I'm doing some webscraping.
I need to get the actual_price, and put the old_price in another column.
The problem is that not all products have an old_price element, because they are new.
And as they don't have the same length, i cannot join them in a data.frame.
In the case the product has no old_price, i would like to have NA in the cell.

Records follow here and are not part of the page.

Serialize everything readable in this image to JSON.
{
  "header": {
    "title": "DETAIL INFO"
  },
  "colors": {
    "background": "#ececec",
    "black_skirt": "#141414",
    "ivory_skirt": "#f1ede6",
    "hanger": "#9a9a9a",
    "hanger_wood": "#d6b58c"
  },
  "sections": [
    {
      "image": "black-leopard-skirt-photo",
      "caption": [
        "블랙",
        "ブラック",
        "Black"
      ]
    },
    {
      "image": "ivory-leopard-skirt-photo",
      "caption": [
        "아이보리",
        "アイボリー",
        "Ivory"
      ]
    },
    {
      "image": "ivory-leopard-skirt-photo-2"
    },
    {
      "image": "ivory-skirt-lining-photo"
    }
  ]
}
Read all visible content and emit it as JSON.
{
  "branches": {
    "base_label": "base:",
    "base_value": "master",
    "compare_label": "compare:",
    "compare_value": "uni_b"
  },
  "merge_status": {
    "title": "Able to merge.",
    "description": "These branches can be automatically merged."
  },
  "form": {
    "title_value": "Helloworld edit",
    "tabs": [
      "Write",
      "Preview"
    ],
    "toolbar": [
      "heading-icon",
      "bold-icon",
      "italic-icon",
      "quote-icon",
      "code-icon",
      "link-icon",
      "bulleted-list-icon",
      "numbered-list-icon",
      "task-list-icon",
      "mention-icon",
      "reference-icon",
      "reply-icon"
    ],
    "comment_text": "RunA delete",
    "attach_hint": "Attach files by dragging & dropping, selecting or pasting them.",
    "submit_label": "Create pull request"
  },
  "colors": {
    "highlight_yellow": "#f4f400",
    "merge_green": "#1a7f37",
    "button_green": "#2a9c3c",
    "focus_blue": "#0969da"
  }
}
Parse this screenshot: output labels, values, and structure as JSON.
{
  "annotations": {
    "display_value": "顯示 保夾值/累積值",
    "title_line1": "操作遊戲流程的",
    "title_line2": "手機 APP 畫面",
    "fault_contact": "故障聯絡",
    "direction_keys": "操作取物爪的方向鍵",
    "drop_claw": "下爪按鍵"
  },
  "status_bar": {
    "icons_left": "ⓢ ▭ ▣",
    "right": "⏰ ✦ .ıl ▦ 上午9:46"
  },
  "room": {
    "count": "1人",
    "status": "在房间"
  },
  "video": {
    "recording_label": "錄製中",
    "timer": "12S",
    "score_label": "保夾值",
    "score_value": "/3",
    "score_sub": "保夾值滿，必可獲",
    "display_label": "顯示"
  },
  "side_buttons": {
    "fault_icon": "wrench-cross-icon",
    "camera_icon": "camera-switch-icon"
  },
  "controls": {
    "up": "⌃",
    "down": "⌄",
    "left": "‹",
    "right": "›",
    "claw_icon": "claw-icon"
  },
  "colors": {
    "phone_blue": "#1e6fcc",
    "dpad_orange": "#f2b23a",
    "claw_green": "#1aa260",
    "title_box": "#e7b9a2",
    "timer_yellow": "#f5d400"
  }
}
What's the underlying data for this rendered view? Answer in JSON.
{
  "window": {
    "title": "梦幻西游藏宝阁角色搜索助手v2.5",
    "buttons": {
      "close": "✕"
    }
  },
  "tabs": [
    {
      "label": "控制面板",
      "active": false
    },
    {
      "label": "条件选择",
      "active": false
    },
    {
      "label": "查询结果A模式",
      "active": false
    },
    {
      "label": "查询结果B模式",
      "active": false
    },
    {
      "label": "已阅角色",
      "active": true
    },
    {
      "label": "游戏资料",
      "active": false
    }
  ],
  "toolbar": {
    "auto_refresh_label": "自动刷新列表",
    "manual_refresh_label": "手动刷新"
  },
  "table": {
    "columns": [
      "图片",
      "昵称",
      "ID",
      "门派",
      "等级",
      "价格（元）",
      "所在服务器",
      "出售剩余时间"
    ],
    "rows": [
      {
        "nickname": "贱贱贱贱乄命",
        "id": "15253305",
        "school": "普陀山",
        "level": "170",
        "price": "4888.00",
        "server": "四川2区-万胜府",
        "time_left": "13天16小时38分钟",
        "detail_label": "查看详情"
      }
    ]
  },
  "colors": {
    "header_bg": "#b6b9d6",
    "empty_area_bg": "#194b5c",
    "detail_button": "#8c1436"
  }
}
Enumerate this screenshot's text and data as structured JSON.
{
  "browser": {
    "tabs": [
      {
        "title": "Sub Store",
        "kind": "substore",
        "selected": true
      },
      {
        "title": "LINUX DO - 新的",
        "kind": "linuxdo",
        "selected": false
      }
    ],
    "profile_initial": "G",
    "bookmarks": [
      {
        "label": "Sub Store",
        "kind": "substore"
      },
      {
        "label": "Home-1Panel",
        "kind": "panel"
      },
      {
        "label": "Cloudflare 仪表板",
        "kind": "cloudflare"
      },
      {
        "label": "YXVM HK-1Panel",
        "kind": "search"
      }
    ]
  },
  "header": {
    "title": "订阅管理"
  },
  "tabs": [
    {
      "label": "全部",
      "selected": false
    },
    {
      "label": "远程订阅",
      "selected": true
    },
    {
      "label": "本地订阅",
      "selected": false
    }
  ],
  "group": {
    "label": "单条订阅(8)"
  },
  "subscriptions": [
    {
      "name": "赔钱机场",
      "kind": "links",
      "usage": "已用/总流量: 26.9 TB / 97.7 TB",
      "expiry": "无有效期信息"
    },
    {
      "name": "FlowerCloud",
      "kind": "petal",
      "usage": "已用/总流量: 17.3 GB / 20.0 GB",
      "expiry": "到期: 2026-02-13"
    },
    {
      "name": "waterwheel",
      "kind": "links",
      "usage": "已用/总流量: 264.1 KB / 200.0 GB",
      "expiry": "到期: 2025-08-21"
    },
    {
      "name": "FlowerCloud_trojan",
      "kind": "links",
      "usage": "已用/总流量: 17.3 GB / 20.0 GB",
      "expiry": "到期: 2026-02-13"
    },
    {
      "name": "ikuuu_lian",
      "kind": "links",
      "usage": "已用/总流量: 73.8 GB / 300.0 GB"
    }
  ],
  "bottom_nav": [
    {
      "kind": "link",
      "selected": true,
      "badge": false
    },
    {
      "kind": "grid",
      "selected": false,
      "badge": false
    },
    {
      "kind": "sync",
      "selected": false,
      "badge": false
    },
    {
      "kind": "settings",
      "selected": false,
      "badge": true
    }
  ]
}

Is there a way to do it with Rvest?
Expected result:
Product PriceNew PriceOld
A 2300.00 NA
B 9.90 49.00
C 1299.00 2499.00
D 829.00 1499.00
![enter image description here][1]
As you see, here is an example. One product has actual and old price, the other one not.
I've been doing this:
Celulares_Telefonia_Precio_actual <- html(page_source[[1]]) %>%
html_nodes(".product-itm-price-new") %>%
html_text()
Celulares_Telefonia_Precio_antiguo <- html(page_source[[1]]) %>%
html_nodes(".product-itm-price-old") %>%
html_text()
All products have a price, but not all have an old price. So for those products with only new price, i would like to have NA in the Old_Price column.
length(Celulares_Telefonia_Precio_actual) gives 120
length(Celulares_Telefonia_Precio_antiguo) gives 114
EDIT 1:
Code to reproduce the situation. It is for the Celulares section:
Run Gist to get my data, please:
library(devtools)
source_gist("https://gist.github.com/OmarGonD/b70b712327d7e479f2c7")
EDIT 2:
I've tried looking at the overall container (Product Brand, Product Name, New Price, Old Price). With SelectorGadget i see that the overall container is: "#catalog-items"
(correct me if i'm wrong).
So i use:
Celulares_Telefonia_Catalogo <- html(page_source[[1]]) %>%
html_nodes("#catalog-items")
But i've no idea how to extract the new and old prices as the question says.
Any hint is welcome.